- Born: St. Louis, Missouri
- Occupations: Sportscaster and news anchor

= Steve Savard =

American sports announcer

Steve Savard is an American sports anchor and the former "Voice of the St. Louis Rams", serving in that role from 1999 to 2015. He was the lead news anchor and former sportscaster at KMOV in St. Louis, Missouri. Savard, a St. Louis native, attended Parkway North High School and Northwest Missouri State University, where he graduated in 1986 with degrees in English and journalism. Steve has won six Emmy Awards, including best sportscaster.

After serving as a sportswriter for the Suburban Newspapers chain in St. Louis, Savard broke into television in 1989 as a reporter and weekend news anchor at KULR-TV in Billings, Montana. His early career included stints as sports director at KDBC-TV in El Paso, Texas (1990–1992) and weekend sports anchor at WVIT in Hartford, Connecticut (1993–1994).

KMOV in St. Louis hired Savard in 1994 as weekend sports anchor. Within a year, he was promoted to sports director upon the resignation of Zip Rzeppa.

Savard succeeded Gary Bender as the "Voice of the Rams" in 1999 (the season in which they won Super Bowl XXXIV) and was succeeded upon the Rams' move back to Los Angeles after 2015 by J. B. Long.

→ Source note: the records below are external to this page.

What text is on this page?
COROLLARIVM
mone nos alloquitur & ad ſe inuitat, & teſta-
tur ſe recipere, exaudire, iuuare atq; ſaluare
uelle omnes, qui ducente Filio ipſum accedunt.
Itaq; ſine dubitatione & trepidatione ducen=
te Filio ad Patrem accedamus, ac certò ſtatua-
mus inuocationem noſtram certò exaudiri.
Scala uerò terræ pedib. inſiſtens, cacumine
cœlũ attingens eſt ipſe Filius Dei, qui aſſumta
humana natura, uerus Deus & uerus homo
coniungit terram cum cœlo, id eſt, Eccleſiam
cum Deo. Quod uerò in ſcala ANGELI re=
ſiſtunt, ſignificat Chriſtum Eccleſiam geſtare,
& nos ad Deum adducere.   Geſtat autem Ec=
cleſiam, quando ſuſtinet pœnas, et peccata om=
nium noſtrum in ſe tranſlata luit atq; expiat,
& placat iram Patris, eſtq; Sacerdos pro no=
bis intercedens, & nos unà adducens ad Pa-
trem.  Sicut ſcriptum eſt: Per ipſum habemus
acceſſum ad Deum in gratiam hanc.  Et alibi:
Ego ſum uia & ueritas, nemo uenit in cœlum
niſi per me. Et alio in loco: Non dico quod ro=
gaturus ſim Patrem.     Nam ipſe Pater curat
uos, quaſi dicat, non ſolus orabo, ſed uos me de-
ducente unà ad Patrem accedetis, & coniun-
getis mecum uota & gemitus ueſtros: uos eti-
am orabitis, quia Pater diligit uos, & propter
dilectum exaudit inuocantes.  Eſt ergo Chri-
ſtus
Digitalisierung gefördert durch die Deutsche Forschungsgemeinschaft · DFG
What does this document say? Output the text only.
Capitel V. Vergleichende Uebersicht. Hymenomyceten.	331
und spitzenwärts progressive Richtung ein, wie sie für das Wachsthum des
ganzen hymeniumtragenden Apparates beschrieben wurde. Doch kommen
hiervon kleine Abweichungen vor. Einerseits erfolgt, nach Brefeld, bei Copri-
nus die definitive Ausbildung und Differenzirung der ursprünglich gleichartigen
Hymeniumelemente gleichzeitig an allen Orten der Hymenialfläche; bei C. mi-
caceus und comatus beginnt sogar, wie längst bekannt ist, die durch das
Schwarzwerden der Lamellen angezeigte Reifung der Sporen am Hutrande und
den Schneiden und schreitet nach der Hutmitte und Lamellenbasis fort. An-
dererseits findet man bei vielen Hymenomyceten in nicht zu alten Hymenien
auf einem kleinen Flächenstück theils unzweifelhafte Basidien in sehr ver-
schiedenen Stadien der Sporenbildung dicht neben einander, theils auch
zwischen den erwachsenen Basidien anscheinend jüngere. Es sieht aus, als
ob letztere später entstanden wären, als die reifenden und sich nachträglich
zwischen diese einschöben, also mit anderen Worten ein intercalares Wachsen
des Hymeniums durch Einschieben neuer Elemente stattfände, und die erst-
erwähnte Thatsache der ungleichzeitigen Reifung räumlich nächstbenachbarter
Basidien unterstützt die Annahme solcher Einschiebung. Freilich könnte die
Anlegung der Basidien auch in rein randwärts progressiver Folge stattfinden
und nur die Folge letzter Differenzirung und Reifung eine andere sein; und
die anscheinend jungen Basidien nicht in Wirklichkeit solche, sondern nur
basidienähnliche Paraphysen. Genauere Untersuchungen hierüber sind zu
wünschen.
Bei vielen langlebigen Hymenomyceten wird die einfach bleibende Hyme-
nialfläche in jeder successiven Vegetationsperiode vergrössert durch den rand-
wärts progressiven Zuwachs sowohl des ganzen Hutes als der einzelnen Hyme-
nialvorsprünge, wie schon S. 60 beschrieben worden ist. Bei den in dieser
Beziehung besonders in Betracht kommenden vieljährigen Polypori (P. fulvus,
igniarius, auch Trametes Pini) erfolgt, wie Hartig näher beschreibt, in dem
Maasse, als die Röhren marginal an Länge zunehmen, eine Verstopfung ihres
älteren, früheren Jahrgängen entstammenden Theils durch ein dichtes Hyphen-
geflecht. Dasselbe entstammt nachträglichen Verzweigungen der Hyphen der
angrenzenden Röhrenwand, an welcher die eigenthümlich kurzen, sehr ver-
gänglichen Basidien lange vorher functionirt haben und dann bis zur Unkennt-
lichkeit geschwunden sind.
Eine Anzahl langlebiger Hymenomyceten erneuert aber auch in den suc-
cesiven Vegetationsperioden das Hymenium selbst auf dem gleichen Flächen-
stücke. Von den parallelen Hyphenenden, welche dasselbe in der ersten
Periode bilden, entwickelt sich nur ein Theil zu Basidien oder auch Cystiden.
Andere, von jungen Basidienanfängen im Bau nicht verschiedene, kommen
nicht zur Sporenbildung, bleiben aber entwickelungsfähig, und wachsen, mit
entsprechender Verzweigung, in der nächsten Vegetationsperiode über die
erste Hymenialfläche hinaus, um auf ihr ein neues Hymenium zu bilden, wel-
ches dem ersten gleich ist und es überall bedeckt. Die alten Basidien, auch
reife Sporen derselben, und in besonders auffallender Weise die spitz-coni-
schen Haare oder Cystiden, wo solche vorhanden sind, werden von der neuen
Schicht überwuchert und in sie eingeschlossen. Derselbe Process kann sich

In February 2013, Savard made the switch from sports back to news and began anchoring KMOV's 10 p.m. newscast. In May 2013, he added the 6:00 p.m. newscast to his duties at KMOV. Savard was among 16 people laid off from KMOV on September 17, 2020; the station cited that the cuts were due to the COVID-19 pandemic. He was hired by KOLR in Springfield, Missouri, on May 14, 2021. He served as lead anchor and substitute announcer on Missouri State Bears football broadcasts in Springfield. His contract expired in May 2025, and he returned to St. Louis. In February 2026, he began reporting a weekly series on veterans for KSDK in St. Louis. The station named him main evening anchor that July, following the retirement of longtime St. Louis anchor Mike Bush.